Bill McDonough is still one of the most powerful and well informed people on Wall Street, especially in the current subprime crisis.

He’s seen it before in his former role of head of the New York Fed: the near meltdown of Long Term Capital Management in 1998 that was the last great crisis, and the stabilising of markets after September 11.

Now he’s Vice Chairman of investment banking giant, Merrill Lynch, and a special adviser to the chairman.

He’s one of the few people on Wall Street who knows what damage the current subprime mortgage-induced credit freeze is doing.

“During his tenure at the New York Fed, Mr. McDonough was credited with playing a key role in efforts to preserve liquidity in the financial markets after the attacks of September 11, 2001, and was instrumental to successful efforts to recapitalize Long Term Capital Management after its financial problems in 1998, ” according to his CV.

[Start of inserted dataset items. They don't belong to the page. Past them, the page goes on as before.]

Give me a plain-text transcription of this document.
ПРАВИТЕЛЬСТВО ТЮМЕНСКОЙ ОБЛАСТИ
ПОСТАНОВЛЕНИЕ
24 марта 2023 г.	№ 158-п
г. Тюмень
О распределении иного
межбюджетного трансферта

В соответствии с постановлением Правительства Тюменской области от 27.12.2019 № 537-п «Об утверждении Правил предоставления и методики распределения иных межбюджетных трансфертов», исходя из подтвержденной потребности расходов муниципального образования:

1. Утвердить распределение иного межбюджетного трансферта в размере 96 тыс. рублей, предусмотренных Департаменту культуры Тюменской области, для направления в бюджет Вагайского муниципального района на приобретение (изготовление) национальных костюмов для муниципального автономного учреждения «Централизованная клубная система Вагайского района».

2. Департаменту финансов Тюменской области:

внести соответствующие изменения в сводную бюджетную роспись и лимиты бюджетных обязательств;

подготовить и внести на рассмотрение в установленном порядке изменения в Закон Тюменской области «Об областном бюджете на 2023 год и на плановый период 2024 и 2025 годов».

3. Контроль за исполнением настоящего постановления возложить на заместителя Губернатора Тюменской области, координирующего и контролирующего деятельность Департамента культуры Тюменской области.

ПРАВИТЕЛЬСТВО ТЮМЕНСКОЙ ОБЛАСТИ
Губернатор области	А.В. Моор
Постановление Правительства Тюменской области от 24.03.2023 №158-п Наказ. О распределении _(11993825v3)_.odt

So he has the background to speak with authority about what’s happening in financial markets at the moment.

Yesterday he was interviewed for Australian clients of Merrill Lynch from New York. In the discussion he made it clear that thing are very different to LTCM and September 11.

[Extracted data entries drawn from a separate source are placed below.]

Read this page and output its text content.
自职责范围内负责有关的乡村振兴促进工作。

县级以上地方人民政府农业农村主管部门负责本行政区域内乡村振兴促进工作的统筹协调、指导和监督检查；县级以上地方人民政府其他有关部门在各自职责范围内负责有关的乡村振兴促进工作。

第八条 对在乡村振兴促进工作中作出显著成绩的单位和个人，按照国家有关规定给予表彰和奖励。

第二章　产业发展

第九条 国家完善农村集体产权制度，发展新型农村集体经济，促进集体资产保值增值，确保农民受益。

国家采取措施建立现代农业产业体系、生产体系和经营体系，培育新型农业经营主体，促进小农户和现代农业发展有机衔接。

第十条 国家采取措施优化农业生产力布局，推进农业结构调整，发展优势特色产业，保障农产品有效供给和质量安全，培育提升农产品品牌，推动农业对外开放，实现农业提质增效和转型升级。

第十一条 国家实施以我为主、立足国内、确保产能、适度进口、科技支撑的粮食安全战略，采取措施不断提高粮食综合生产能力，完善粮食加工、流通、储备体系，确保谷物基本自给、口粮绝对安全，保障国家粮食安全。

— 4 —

He forecast up to possibly six more months of unease in financial markets as things got sorted, more problems to emerge post September 30 when assets have to be marked to markets, and big losses, especially from European banks.

And he also forecast that the US Fed would be forced to cut rates by 0.25% to 0.50% before the next meeting in mid-September.

According to notes of the discussion distributed within clients of Merrill late yesterday Mr McDonough said that the current lack of liquidity in credit markets is very different to previous financial market “events.”

He discussed his role with the LTCM crisis, saying that it was relatively straight forward to fix given there were 17 institutions exposed to the $US1.2 trillion of off-balance sheet positions — of which 14 were prepared to take on the risk when told there would be no government-backed rescue.

He told the Merrill clients that only time will repair the damage as markets cautiously re-discover what elements of the credit markets are safe. In his opinion if you are optimistic, credit markets will clear in Nov of this year but a more realistic assessment would suggest the first quarter of next year.

He said he expects serious losses to be reported over the next quarter – particularly from European banks.

He said the Fed’s mandate is to provide “sustainable economic growth and price stability” whereas the rest of the world focuses on “price stability” only. This gives the Fed the mandate to act to “stabilise” growth despite there being residual inflation risks

He said this may have unintended consequences such as a liquidity bubble in another asset class but the Fed has limited choice and a strong mandate to act.